# README

This directory has three main subfolders:
1. **EBV DNA Quantification**: Quantify EBV DNA reads from WGS, normalize to 30xWGS coverage, and determine EBV+ individuals (as a binary trait). Also includes code that formats the covariate input files used in EBV DNA GWAS.
- `01_Quantify_EBV_DNA.ipynb`: normalized EBV DNA quantities per person.
- `02_Format_EBV_DNA_covariates.ipynb`: ancestry, PCs, sex at birth, age (age^2), and EBV+ annotations per person.
2. **EBV DNA GWAS**: Run REGENIE on the EBV+ trait for individuals with EUR ancestry.   
- `01_Filter_SNPs.ipynb`: input SNPlists for REGENIE.  
- `02_Format_input_files.ipynb`: input covariate/phenotype files for REGENIE.  
- `03_Run_REGENIE.ipynb`: REGENIE analysis for chr1-22.  
- `04_Parse_REGENIE_results.ipynb`: parsed REGENIE output files.
3. **EBV DNA PheWAS**: Run Fisher tests for associations of EBV+ with ICD9/10 codes represented in individuals with EUR ancestry. 
- `01_Query_PheWAS_inputs.ipynb`: queries to obtain EHR data per person. 
- `02_Clean_ICD_annotations.ipynb`: cleaned version of ICD9/10 annotation files.
- `03_Run_PheWAS.ipynb`: associations of each ICD code with EBV+, with ICD code annotations. 

In addition, we have included a fourth subfolder, `HLA_haplotype_construction`, containing instructions and scripts for reconstructing HLA haplotypes for all EUR individuals in AoU.

## Notes and updates
Since our initial analyses, AoU has migrated away from the Google Life Sciences API to the Google Batch API (announcement in May 2025: https://support.researchallofus.org/hc/en-us/articles/37137186102676-Migration-to-Google-Batch-API).
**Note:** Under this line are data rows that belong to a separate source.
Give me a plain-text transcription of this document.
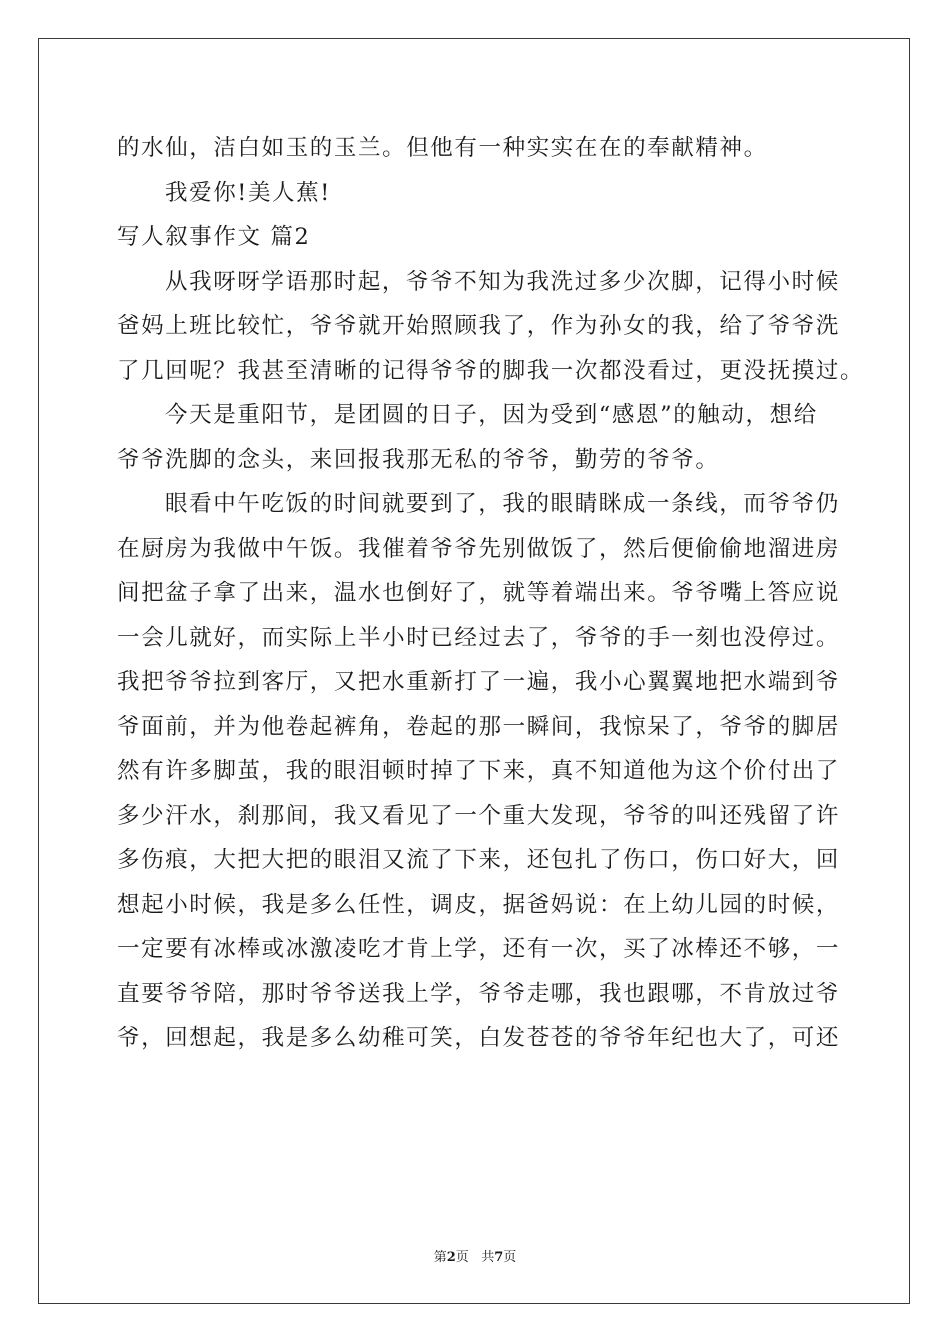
的水仙，洁白如玉的玉兰。但他有一种实实在在的奉献精神。
我爱你!美人蕉!
写人叙事作文 篇2
从我呀呀学语那时起，爷爷不知为我洗过多少次脚，记得小时候
爸妈上班比较忙，爷爷就开始照顾我了，作为孙女的我，给了爷爷洗
了几回呢？我甚至清晰的记得爷爷的脚我一次都没看过，更没抚摸过。
今天是重阳节，是团圆的日子，因为受到“感恩”的触动，想给
爷爷洗脚的念头，来回报我那无私的爷爷，勤劳的爷爷。
眼看中午吃饭的时间就要到了，我的眼睛眯成一条线，而爷爷仍
在厨房为我做中午饭。我催着爷爷先别做饭了，然后便偷偷地溜进房
间把盆子拿了出来，温水也倒好了，就等着端出来。爷爷嘴上答应说
一会儿就好，而实际上半小时已经过去了，爷爷的手一刻也没停过。
我把爷爷拉到客厅，又把水重新打了一遍，我小心翼翼地把水端到爷
爷面前，并为他卷起裤角，卷起的那一瞬间，我惊呆了，爷爷的脚居
然有许多脚茧，我的眼泪顿时掉了下来，真不知道他为这个价付出了
多少汗水，刹那间，我又看见了一个重大发现，爷爷的叫还残留了许
多伤痕，大把大把的眼泪又流了下来，还包扎了伤口，伤口好大，回
想起小时候，我是多么任性，调皮，据爸妈说：在上幼儿园的时候，
一定要有冰棒或冰激凌吃才肯上学，还有一次，买了冰棒还不够，一
直要爷爷陪，那时爷爷送我上学，爷爷走哪，我也跟哪，不肯放过爷
爷，回想起，我是多么幼稚可笑，白发苍苍的爷爷年纪也大了，可还
第2页   共7页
To run the `dsub` and `dstat` commands in the **EBV DNA GWAS** section, `--provider` should now be set to `google-batch` instead of `google-cls-v2`. Also, note that the disk sizes set in these notebooks are large enough for AoU Controlled Tier V7 bgen files; however, if running on V8, the bgen file sizes are considerably larger and would need scaling up accordingly.